Phillips returned for the third day, his hopes set on stalking the buck he’d seen the day before. “After some glassing in that area, I finally spotted some tall tines, but something was different—really different. I finally realized that this buck had stickers all over and immediately my heart was racing.” Phillips made a plan to sneak in from downwind, and he finally wiggled into about 60 yards. “But when I got there I noticed a second deer, and I couldn’t believe it, but it was the big typical from the day before. I got a couple yards closer, and the waiting game began.”
As many spot-and-stalk muley hunters learn, the “waiting game” can last for a long time. “After three hours of watching one or both of them stand, feed, then bed back down, without ever giving me a shot, they finally both stood up and walked straight away from me over a hill. My heart sank. I thought they would pull a Houdini over that hill and disappear like they often do.”
But Phillips decided to see if he could relocate the bucks. “Thankfully I found them, only a couple hundred yards away. This time I was able to sneak within 30 yards. But they were bedded, and the waiting game began again.” Three more hours went by, and once again Phillips watched as the deer took turns getting up to feed, but still presenting no shot. “They would lie back down each time and even fall asleep,” he says. Finally the nontypical got up and fed within 24 yards for about a minute—and finally presented Phillips with a good shot. “It’s one I’ll never forget. I saw the arrow hit and the buck went about 20 yards and laid back down, in the very spot he’d spent the last several hours.”

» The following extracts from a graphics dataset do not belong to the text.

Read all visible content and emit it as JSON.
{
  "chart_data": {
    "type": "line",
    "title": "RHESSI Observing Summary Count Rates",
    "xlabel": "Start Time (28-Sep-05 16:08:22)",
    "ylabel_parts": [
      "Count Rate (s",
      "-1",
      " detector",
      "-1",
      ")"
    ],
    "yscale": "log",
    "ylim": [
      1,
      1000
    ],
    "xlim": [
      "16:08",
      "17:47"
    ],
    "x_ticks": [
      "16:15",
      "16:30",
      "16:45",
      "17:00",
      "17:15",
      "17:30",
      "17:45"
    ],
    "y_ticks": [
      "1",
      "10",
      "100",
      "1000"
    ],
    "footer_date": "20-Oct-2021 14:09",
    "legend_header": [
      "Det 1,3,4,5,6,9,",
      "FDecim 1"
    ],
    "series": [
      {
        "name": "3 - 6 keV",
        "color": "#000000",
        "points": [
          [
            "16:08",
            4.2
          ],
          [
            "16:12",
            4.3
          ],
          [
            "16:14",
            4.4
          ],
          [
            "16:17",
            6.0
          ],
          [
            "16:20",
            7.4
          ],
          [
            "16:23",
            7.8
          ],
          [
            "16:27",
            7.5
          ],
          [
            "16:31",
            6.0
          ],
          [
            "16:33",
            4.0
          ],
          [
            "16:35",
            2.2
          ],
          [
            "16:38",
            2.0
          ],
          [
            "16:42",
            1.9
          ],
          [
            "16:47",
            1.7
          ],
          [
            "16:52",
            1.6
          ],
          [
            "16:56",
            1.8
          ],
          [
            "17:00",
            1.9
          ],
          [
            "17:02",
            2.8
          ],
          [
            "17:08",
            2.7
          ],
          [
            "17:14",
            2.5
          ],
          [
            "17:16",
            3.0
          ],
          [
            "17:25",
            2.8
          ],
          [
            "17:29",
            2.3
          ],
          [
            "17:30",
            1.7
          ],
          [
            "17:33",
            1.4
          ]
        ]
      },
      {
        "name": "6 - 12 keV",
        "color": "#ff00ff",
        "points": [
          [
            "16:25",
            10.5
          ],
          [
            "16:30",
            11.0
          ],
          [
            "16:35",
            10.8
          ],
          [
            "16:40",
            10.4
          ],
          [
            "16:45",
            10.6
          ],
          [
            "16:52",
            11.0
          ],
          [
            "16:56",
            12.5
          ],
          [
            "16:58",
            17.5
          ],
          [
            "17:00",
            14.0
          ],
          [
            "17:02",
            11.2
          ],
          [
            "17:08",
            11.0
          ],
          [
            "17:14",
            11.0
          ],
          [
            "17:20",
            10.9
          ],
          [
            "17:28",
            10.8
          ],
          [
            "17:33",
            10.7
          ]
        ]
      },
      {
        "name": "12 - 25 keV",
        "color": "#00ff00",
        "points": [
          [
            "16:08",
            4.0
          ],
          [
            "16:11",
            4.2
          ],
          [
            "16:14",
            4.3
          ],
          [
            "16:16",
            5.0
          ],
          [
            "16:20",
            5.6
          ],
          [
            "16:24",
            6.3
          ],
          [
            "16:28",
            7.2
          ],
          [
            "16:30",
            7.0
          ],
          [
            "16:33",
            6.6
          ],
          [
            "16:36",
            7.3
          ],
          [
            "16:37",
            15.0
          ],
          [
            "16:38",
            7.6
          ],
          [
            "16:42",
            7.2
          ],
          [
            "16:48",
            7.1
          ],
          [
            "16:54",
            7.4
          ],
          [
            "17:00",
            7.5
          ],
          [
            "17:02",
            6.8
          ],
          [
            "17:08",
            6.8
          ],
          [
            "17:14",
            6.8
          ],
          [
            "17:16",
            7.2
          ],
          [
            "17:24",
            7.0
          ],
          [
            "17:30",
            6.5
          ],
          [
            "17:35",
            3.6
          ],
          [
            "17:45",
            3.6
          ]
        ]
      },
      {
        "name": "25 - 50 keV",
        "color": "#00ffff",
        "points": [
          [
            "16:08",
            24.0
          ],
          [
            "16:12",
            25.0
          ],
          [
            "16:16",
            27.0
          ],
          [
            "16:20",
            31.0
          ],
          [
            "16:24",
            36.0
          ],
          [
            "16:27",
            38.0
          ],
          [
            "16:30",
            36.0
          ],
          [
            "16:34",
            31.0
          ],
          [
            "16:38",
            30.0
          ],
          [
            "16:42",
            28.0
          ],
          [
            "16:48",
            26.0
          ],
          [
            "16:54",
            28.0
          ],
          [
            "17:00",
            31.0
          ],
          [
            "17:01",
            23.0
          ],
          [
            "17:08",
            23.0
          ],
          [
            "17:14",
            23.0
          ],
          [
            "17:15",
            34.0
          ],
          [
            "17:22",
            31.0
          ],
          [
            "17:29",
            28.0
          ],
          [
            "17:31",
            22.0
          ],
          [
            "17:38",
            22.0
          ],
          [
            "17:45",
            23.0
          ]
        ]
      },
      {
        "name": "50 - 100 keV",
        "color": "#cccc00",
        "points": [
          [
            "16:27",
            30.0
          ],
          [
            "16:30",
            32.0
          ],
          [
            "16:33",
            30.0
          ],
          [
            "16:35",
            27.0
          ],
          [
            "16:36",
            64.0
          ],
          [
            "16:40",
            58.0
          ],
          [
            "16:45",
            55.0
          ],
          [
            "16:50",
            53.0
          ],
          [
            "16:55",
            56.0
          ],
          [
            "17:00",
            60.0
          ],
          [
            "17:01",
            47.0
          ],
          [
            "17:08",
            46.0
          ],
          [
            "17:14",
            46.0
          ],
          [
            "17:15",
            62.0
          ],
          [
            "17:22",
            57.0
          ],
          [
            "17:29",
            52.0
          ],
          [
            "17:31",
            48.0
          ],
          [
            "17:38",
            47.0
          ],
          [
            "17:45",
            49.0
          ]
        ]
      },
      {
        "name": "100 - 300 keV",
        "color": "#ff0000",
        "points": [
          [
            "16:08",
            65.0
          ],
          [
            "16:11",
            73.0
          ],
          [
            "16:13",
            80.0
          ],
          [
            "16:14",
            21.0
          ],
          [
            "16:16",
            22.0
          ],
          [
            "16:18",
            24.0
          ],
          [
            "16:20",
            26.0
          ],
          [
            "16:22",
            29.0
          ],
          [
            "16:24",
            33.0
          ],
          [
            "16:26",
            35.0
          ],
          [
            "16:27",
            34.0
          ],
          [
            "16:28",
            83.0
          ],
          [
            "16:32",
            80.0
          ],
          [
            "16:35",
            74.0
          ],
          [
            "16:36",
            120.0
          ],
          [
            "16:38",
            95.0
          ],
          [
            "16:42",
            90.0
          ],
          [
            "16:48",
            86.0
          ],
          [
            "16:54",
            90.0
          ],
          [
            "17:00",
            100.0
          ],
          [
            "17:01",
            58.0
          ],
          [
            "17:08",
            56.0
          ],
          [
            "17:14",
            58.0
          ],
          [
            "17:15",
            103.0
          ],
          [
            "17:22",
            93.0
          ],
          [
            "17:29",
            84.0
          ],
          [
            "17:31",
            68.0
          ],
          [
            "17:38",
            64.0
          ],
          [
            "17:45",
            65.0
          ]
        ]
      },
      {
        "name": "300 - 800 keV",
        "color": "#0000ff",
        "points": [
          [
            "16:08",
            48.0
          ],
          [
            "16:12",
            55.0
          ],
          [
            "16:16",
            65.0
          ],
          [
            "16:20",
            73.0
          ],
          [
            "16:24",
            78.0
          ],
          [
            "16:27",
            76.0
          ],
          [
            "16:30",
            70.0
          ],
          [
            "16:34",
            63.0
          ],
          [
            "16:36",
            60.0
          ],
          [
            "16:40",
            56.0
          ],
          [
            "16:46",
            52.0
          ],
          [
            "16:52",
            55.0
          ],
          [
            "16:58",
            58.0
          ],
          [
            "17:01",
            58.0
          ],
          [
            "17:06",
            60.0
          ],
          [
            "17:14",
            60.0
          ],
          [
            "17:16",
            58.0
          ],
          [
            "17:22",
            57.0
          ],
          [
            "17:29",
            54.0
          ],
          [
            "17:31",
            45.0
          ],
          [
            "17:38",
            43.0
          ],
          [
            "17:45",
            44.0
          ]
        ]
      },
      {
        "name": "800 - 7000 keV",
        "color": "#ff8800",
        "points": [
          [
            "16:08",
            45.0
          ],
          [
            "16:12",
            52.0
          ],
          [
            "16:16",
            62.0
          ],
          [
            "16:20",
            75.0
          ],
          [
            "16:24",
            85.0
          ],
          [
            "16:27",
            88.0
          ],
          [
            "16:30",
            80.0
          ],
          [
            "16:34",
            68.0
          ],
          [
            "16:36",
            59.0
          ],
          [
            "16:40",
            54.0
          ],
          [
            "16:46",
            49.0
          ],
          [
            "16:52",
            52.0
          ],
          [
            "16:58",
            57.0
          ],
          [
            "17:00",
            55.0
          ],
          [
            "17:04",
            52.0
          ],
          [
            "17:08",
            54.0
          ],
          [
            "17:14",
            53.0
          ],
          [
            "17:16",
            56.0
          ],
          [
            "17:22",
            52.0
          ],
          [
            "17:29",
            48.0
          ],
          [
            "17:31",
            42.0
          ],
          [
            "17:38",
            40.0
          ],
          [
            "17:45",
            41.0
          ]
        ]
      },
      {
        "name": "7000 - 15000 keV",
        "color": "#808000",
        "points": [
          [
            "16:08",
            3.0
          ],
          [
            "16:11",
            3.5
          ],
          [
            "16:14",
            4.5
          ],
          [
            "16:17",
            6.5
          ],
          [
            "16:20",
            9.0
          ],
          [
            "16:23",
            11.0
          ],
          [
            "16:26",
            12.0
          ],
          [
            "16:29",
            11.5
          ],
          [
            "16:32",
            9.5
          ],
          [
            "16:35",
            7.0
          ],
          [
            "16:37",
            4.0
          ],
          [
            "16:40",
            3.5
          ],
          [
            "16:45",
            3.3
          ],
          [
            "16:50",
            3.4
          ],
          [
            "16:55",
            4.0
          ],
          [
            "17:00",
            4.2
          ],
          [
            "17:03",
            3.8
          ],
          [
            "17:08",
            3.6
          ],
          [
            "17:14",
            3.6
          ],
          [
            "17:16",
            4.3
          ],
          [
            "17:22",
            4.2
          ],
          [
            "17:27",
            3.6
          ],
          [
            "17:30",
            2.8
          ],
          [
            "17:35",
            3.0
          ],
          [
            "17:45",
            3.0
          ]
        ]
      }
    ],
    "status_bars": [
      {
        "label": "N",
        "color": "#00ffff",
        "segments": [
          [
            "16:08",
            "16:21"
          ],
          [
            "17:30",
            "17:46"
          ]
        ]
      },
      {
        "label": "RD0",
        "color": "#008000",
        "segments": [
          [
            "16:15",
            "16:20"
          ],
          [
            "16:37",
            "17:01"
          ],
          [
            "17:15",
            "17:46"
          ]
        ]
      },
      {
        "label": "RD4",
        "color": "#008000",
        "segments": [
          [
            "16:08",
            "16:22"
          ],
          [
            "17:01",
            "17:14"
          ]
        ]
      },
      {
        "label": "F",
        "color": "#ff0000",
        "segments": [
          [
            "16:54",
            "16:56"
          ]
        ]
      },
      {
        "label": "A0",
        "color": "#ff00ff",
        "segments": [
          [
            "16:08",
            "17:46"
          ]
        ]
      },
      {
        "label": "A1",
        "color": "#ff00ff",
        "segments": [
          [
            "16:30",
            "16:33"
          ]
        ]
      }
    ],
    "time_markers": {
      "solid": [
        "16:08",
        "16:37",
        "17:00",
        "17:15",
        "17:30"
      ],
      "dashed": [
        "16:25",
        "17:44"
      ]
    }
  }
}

Phillips’ buck grossed 224 and change as a nontypical and was his first velvet muley. While the inside spread of 21-6/8 inches wasn’t huge for a mule deer, everything else was pretty incredible. There were 24 scoreable points and over 30 inches of nontypical inches on the massive rack, in addition to main beams over 26 inches long. “It was an amazing buck, and a hunt I’ll never forget,” Phillips says.
As part of the TV crew for Non-typical Nation, Phillips enjoys sharing his outdoor adventures with others. “We’re just a group of enthusiastic hunters and outdoorsmen who hunt everything we can, in Alberta, Saskatchewan, and Manitoba,” he says. “I think anyone who is a sucker for big nontypicals, like I am, would like the show.”